Unternehmen waren immer schon Verknüpfungsmaschinen. Firmen suchten nach Verknüpfungen bei Kunden, Lieferanten und “Helfern”. Sie waren aber nur dann erfolgreich, soweit sie sich als Verknüpfung für andere profilierten.

“Unternehmen waren immer schon Orte des Zusammenwirkens von Menschen, Plänen, Prozessen und Leistungen — wobei die Organisationsformen sich historisch wandelten“, schreibt @write2gether.

Etwa die Metamorphose von der Agrarwirtschaft zum Industriekapitalismus mit zahlenorientierten Management-Methoden, zerlegten Arbeitsschritten, vorgeschriebenen Handgriffen und hierarchischer Kommunikation. Also all das, was wir unter dem Taylorismus subsummieren.

Davon müssen wir uns nun verabschieden, auch wenn es noch viele Protagonisten gibt, die den alten Methoden anhängen und wenig auf engagierte, kreative und selbstdenkende Mitarbeiter setzen.

Die Abkehr vom “dummen” Taylorismus zur “intelligenten” kooperativen Wirtschaft über digitale Plattformen, könnte für Unternehmen in Deutschland eine interessante und machbare Herausforderung sein. Das gilt besonders für die Forschung und Entwicklung in technologisch offenen Welten.

Wenn Mittelstand die Netzszene trifft

Hier könnte das Zusammenwirken mit jungen Technologiefirmen und generell mit der Netzszene besonders für den Mittelstand Vorteile bringen.

Wer nur im eigenen Saft schmort und das Altbekannte perfektioniert, wird mit den radikalen Innovationen der Netzökonomie, branchenfremden Software-Anwendungen und neuen Plattform-Anbietern wie AirbnB nicht zurecht kommen. Rezepte gegen die eigene Engstirnigkeit bekommt man nicht in der eigenen Organisation.

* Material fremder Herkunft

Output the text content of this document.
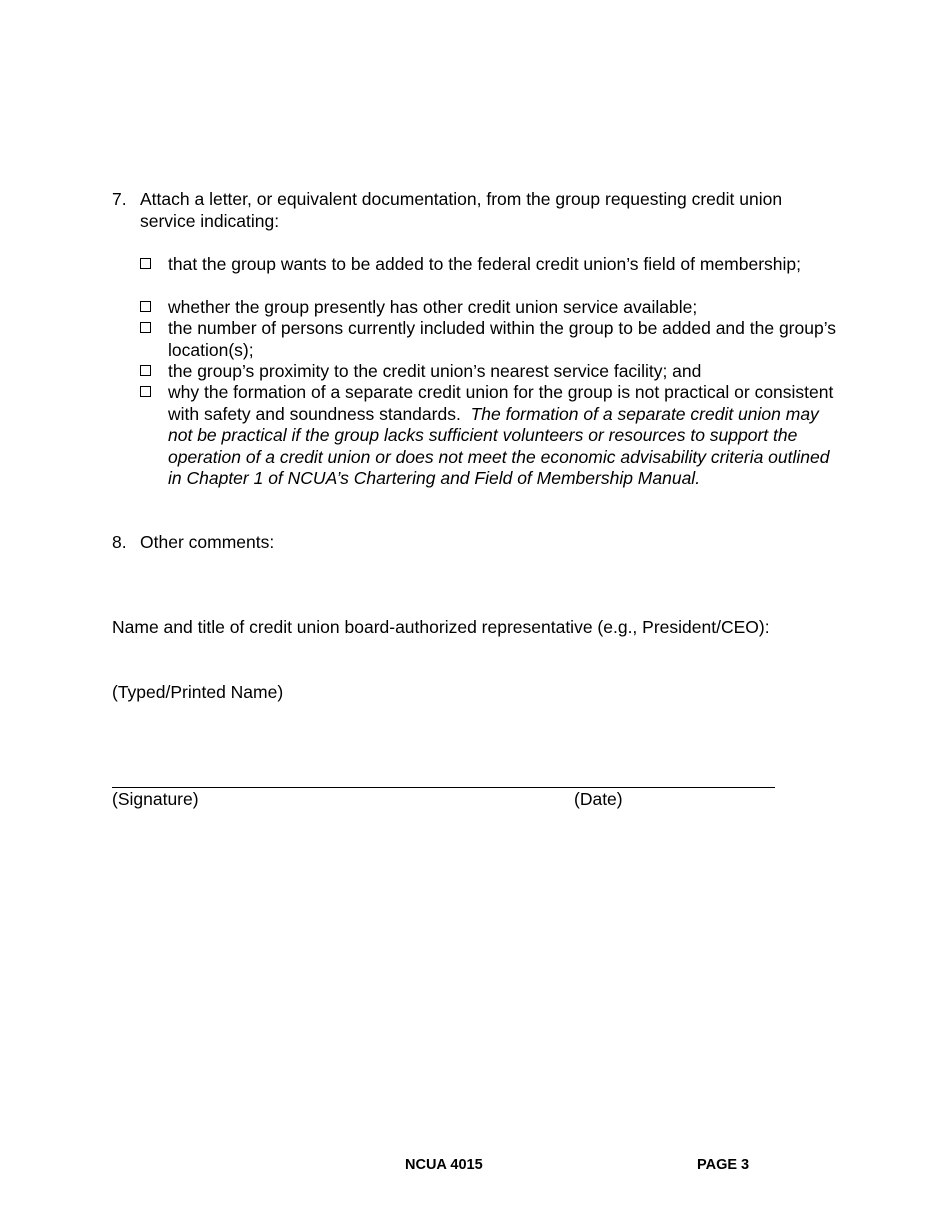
7. Attach a letter, or equivalent documentation, from the group requesting credit union service indicating:
that the group wants to be added to the federal credit union’s field of membership;
whether the group presently has other credit union service available;
the number of persons currently included within the group to be added and the group’s location(s);
the group’s proximity to the credit union’s nearest service facility; and
why the formation of a separate credit union for the group is not practical or consistent with safety and soundness standards. The formation of a separate credit union may not be practical if the group lacks sufficient volunteers or resources to support the operation of a credit union or does not meet the economic advisability criteria outlined in Chapter 1 of NCUA’s Chartering and Field of Membership Manual.
8. Other comments:
Name and title of credit union board-authorized representative (e.g., President/CEO):
(Typed/Printed Name)
(Signature)	(Date)
NCUA 4015	PAGE 3
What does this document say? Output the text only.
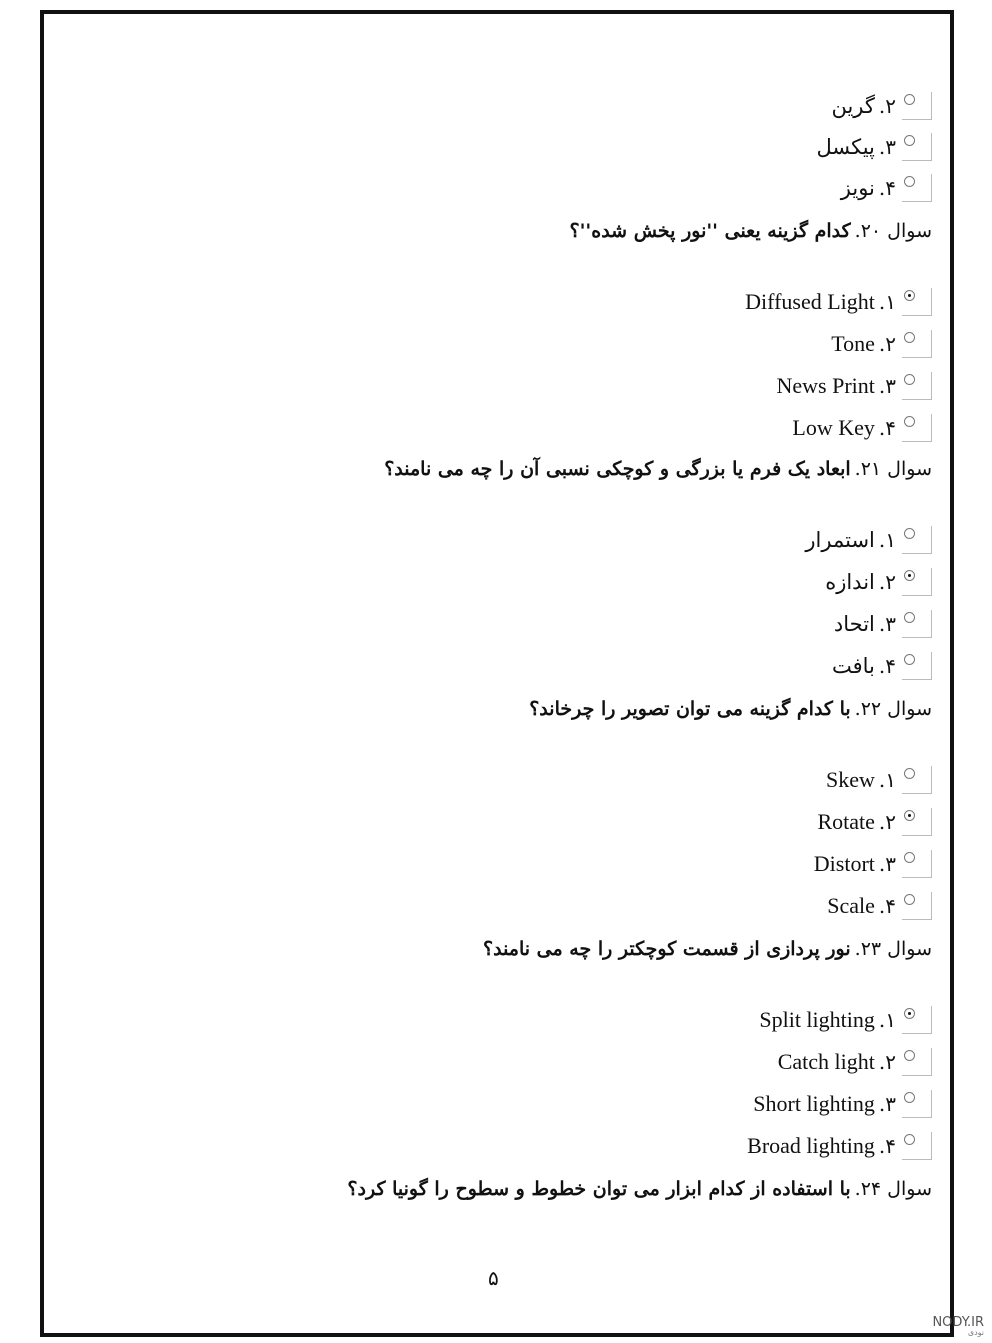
۲.
گرین
۳.
پیکسل
۴.
نویز
سوال ۲۰.
کدام گزینه یعنی ''نور پخش شده''؟
۱.
Diffused Light
۲.
Tone
۳.
News Print
۴.
Low Key
سوال ۲۱.
ابعاد یک فرم یا بزرگی و کوچکی نسبی آن را چه می نامند؟
۱.
استمرار
۲.
اندازه
۳.
اتحاد
۴.
بافت
سوال ۲۲.
با کدام گزینه می توان تصویر را چرخاند؟
۱.
Skew
۲.
Rotate
۳.
Distort
۴.
Scale
سوال ۲۳.
نور پردازی از قسمت کوچکتر را چه می نامند؟
۱.
Split lighting
۲.
Catch light
۳.
Short lighting
۴.
Broad lighting
سوال ۲۴.
با استفاده از کدام ابزار می توان خطوط و سطوح را گونیا کرد؟
۵
NODY.IR
نودی
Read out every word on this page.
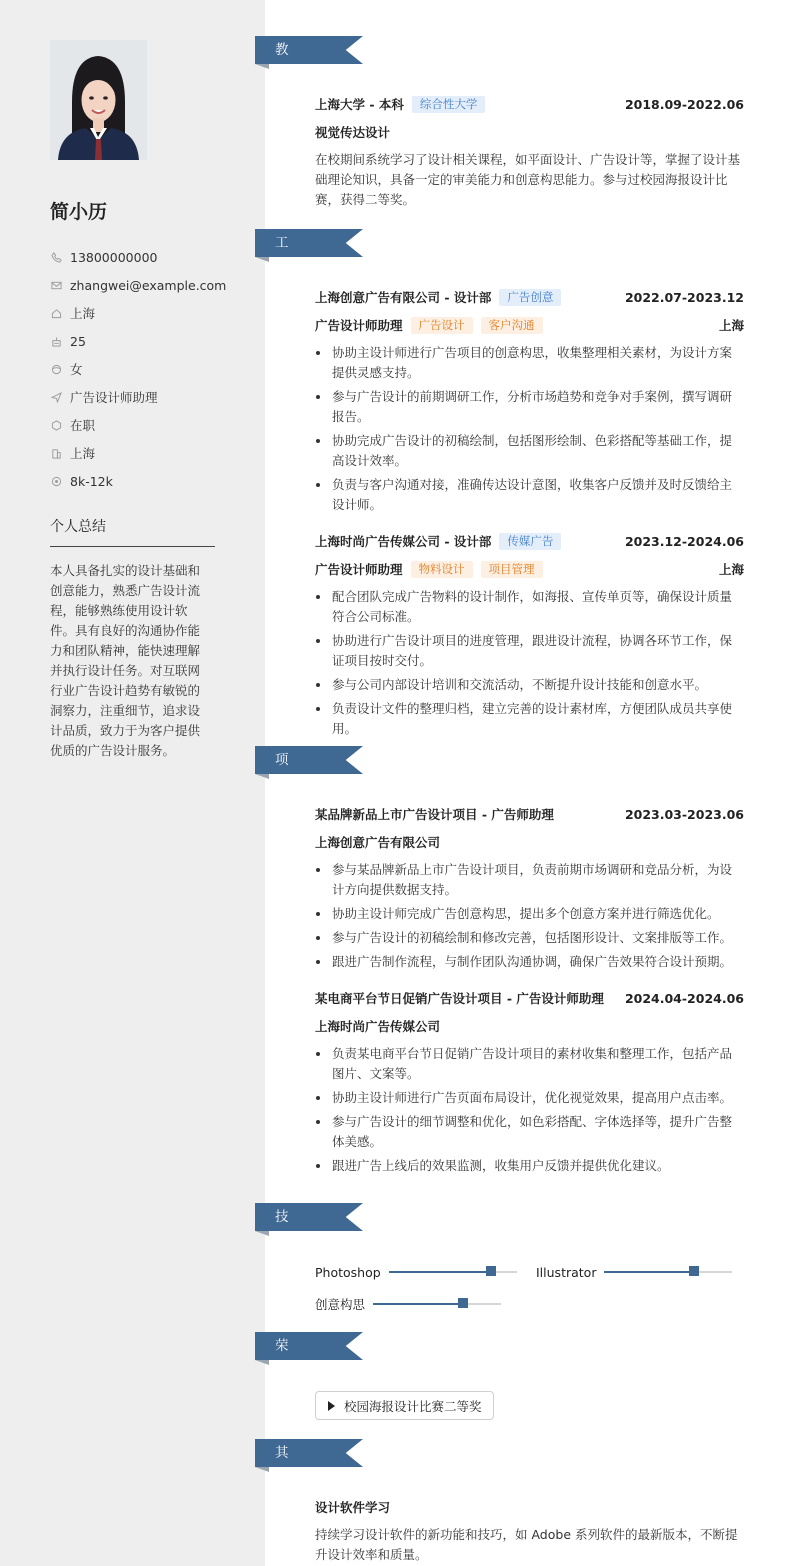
简小历
13800000000
zhangwei@example.com
上海
25
女
广告设计师助理
在职
上海
8k-12k
个人总结
本人具备扎实的设计基础和创意能力，熟悉广告设计流程，能够熟练使用设计软件。具有良好的沟通协作能力和团队精神，能快速理解并执行设计任务。对互联网行业广告设计趋势有敏锐的洞察力，注重细节，追求设计品质，致力于为客户提供优质的广告设计服务。
教育经历
上海大学 - 本科	综合性大学	2018.09-2022.06
视觉传达设计
在校期间系统学习了设计相关课程，如平面设计、广告设计等，掌握了设计基础理论知识，具备一定的审美能力和创意构思能力。参与过校园海报设计比赛，获得二等奖。
工作经历
上海创意广告有限公司 - 设计部	广告创意	2022.07-2023.12
广告设计师助理	广告设计	客户沟通	上海
协助主设计师进行广告项目的创意构思，收集整理相关素材，为设计方案提供灵感支持。
参与广告设计的前期调研工作，分析市场趋势和竞争对手案例，撰写调研报告。
协助完成广告设计的初稿绘制，包括图形绘制、色彩搭配等基础工作，提高设计效率。
负责与客户沟通对接，准确传达设计意图，收集客户反馈并及时反馈给主设计师。
上海时尚广告传媒公司 - 设计部	传媒广告	2023.12-2024.06
广告设计师助理	物料设计	项目管理	上海
配合团队完成广告物料的设计制作，如海报、宣传单页等，确保设计质量符合公司标准。
协助进行广告设计项目的进度管理，跟进设计流程，协调各环节工作，保证项目按时交付。
参与公司内部设计培训和交流活动，不断提升设计技能和创意水平。
负责设计文件的整理归档，建立完善的设计素材库，方便团队成员共享使用。
项目经历
某品牌新品上市广告设计项目 - 广告师助理	2023.03-2023.06
上海创意广告有限公司
参与某品牌新品上市广告设计项目，负责前期市场调研和竞品分析，为设计方向提供数据支持。
协助主设计师完成广告创意构思，提出多个创意方案并进行筛选优化。
参与广告设计的初稿绘制和修改完善，包括图形设计、文案排版等工作。
跟进广告制作流程，与制作团队沟通协调，确保广告效果符合设计预期。
某电商平台节日促销广告设计项目 - 广告设计师助理 2024.04-2024.06
上海时尚广告传媒公司
负责某电商平台节日促销广告设计项目的素材收集和整理工作，包括产品图片、文案等。
协助主设计师进行广告页面布局设计，优化视觉效果，提高用户点击率。
参与广告设计的细节调整和优化，如色彩搭配、字体选择等，提升广告整体美感。
跟进广告上线后的效果监测，收集用户反馈并提供优化建议。
技能专长
Photoshop	Illustrator
创意构思
荣誉奖项
校园海报设计比赛二等奖
其他信息
设计软件学习
持续学习设计软件的新功能和技巧，如 Adobe 系列软件的最新版本，不断提升设计效率和质量。
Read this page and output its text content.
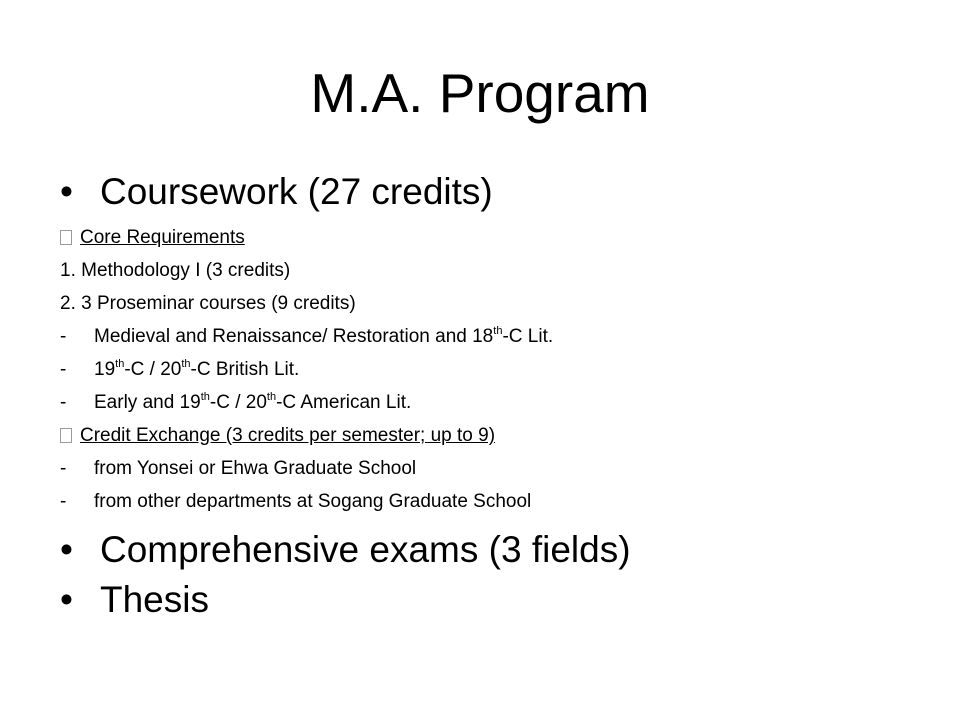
M.A. Program
• Coursework (27 credits)
Core Requirements
1. Methodology I (3 credits)
2. 3 Proseminar courses (9 credits)
- Medieval and Renaissance/ Restoration and 18th-C Lit.
- 19th-C / 20th-C British Lit.
- Early and 19th-C / 20th-C American Lit.
Credit Exchange (3 credits per semester; up to 9)
- from Yonsei or Ehwa Graduate School
- from other departments at Sogang Graduate School
• Comprehensive exams (3 fields)
• Thesis
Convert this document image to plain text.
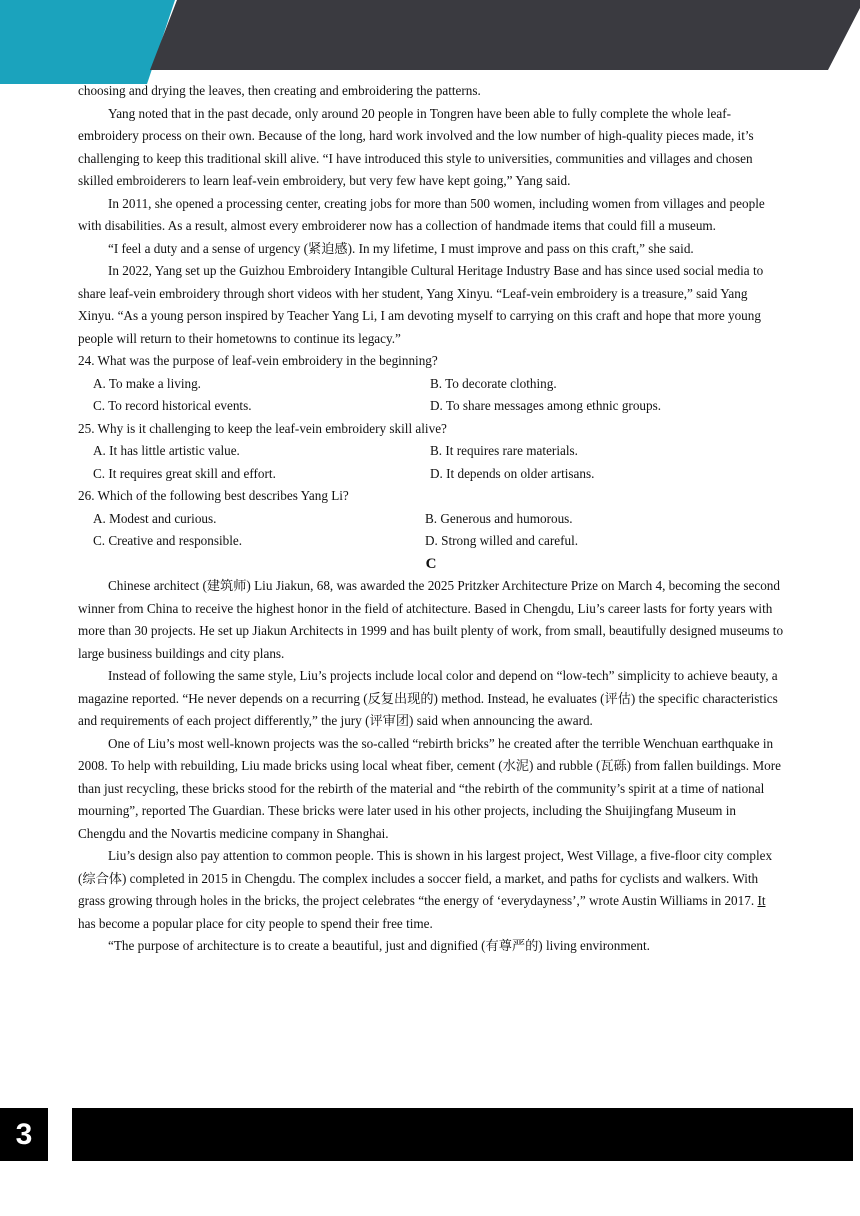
choosing and drying the leaves, then creating and embroidering the patterns.

Yang noted that in the past decade, only around 20 people in Tongren have been able to fully complete the whole leaf-embroidery process on their own. Because of the long, hard work involved and the low number of high-quality pieces made, it’s challenging to keep this traditional skill alive. “I have introduced this style to universities, communities and villages and chosen skilled embroiderers to learn leaf-vein embroidery, but very few have kept going,” Yang said.

In 2011, she opened a processing center, creating jobs for more than 500 women, including women from villages and people with disabilities. As a result, almost every embroiderer now has a collection of handmade items that could fill a museum.

“I feel a duty and a sense of urgency (紧迫感). In my lifetime, I must improve and pass on this craft,” she said.

In 2022, Yang set up the Guizhou Embroidery Intangible Cultural Heritage Industry Base and has since used social media to share leaf-vein embroidery through short videos with her student, Yang Xinyu. “Leaf-vein embroidery is a treasure,” said Yang Xinyu. “As a young person inspired by Teacher Yang Li, I am devoting myself to carrying on this craft and hope that more young people will return to their hometowns to continue its legacy.”

24. What was the purpose of leaf-vein embroidery in the beginning?

A. To make a living.	B. To decorate clothing.
C. To record historical events.	D. To share messages among ethnic groups.

25. Why is it challenging to keep the leaf-vein embroidery skill alive?

A. It has little artistic value.	B. It requires rare materials.
C. It requires great skill and effort.	D. It depends on older artisans.

26. Which of the following best describes Yang Li?

A. Modest and curious.	B. Generous and humorous.
C. Creative and responsible.	D. Strong willed and careful.

C

Chinese architect (建筑师) Liu Jiakun, 68, was awarded the 2025 Pritzker Architecture Prize on March 4, becoming the second winner from China to receive the highest honor in the field of atchitecture. Based in Chengdu, Liu’s career lasts for forty years with more than 30 projects. He set up Jiakun Architects in 1999 and has built plenty of work, from small, beautifully designed museums to large business buildings and city plans.

Instead of following the same style, Liu’s projects include local color and depend on “low-tech” simplicity to achieve beauty, a magazine reported. “He never depends on a recurring (反复出现的) method. Instead, he evaluates (评估) the specific characteristics and requirements of each project differently,” the jury (评审团) said when announcing the award.

One of Liu’s most well-known projects was the so-called “rebirth bricks” he created after the terrible Wenchuan earthquake in 2008. To help with rebuilding, Liu made bricks using local wheat fiber, cement (水泥) and rubble (瓦砾) from fallen buildings. More than just recycling, these bricks stood for the rebirth of the material and “the rebirth of the community’s spirit at a time of national mourning”, reported The Guardian. These bricks were later used in his other projects, including the Shuijingfang Museum in Chengdu and the Novartis medicine company in Shanghai.

Liu’s design also pay attention to common people. This is shown in his largest project, West Village, a five-floor city complex (综合体) completed in 2015 in Chengdu. The complex includes a soccer field, a market, and paths for cyclists and walkers. With grass growing through holes in the bricks, the project celebrates “the energy of ‘everydayness’,” wrote Austin Williams in 2017. It has become a popular place for city people to spend their free time.

“The purpose of architecture is to create a beautiful, just and dignified (有尊严的) living environment.

3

Auf der Suche nach externen Disruptoren

Meistens kommen die disruptiven Technologien und Geschäftsmodelle von Außenstehenden. Sie machen das Altbekannte sprunghaft obsolet. Unter Umständen binnen weniger Monate. Man sollte daher den eigenen Kontext hinter sich lassen und sich mit potentiellen “Disruptoren” verbünden.

Statt mit Dollar-Schrot zu schießen wie Google, empfiehlt der Medium-Autor Netzwerk-Schrot. Auch gut. “Wir leben in der Epoche der beginnenden Netzwerk-Ökonomie. Silicon Valley selbst könnte man vielleicht als den Prototypen einer solchen Verknüpfungsmaschine sehen.”

Mehr Kooperation, Interaktivität und Offenheit

Die nächste Stufe der wirtschaftlichen Entwicklung bestehe aus noch produktiverer Vernetzung, noch mehr Kooperation, noch mehr Interaktivität zwischen den unterschiedlichsten Teilnehmern und Kräften, noch mehr hierarchiearme Kommunikation zwischen den Vernünftigen, den Rechnern, den Träumern, den Tüftlern und Codern, noch mehr Offenheit nach außen, mehr Außenkontakte, mehr Neugier — mehr Interesse am sich Entwickelnden und Freude am sich Ändernden.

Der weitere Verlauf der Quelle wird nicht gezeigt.